Par contre, et malgré le fait qu'il faudra la mise en place d'une infrastructure adéquate, Mohamed Habib Zgolli, DG électricité et énergie renouvelable au sein du ministère de l'Energie, avait confié à Business News fin mai dernier : «Le développement de l'énergie renouvelable nous pousse à songer à l'utilisation de la voiture électrique. Ainsi la subvention destinée à la compensation de l'énergie servira à permettre la pénétration des voitures électriques.
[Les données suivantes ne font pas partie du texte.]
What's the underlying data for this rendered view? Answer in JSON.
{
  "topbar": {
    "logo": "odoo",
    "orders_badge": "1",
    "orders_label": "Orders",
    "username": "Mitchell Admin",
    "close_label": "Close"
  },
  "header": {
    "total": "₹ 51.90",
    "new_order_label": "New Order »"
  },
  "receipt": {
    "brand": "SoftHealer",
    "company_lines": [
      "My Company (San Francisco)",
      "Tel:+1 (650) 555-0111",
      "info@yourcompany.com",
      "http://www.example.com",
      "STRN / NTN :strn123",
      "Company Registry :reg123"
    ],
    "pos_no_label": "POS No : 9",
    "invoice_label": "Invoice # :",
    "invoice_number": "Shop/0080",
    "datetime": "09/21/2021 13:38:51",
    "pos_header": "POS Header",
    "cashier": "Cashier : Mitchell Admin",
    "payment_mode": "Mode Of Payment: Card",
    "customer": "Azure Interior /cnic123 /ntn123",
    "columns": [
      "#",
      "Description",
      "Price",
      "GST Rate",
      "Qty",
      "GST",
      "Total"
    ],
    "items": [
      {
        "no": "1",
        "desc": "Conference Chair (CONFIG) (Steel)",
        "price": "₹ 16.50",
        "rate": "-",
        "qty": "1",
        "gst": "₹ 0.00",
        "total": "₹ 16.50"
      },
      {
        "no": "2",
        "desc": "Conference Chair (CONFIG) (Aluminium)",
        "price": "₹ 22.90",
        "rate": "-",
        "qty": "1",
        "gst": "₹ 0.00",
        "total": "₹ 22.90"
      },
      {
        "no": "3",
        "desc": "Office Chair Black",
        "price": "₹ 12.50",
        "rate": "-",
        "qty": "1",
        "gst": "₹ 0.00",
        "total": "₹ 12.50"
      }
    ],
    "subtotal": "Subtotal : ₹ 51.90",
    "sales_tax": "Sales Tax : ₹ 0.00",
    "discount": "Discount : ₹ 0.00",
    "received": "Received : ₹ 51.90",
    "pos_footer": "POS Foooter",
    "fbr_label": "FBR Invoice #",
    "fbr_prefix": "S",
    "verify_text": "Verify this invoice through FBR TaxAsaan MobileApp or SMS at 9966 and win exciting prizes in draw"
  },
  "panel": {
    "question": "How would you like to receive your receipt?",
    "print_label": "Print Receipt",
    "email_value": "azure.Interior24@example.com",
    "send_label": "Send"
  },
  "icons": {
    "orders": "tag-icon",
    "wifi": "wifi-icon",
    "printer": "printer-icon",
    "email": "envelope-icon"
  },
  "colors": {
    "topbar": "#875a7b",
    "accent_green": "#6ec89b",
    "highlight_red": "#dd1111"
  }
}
Un projet pilote est en cours d'étude avec 2 voitures (un SUV et un utilitaire) et 1 bus, qui sera ensuite généralisé pour concerner les flottes captives comme celles de la Steg et de la Poste». C'est dans ce cadre qu'une première phase de tests dans le domaine de la mobilité électrique a été entamée. Un accord de coopération avait été signé le 17 juillet 2018 entre l'ANME et le Groupe Al Badr. Les deux parties s'engagent à encourager et à apporter leur soutien à la coopération et aux échanges en matière d'utilisation rationnelle de l'énergie, de la promotion des énergies renouvelables et de la mobilité électrique.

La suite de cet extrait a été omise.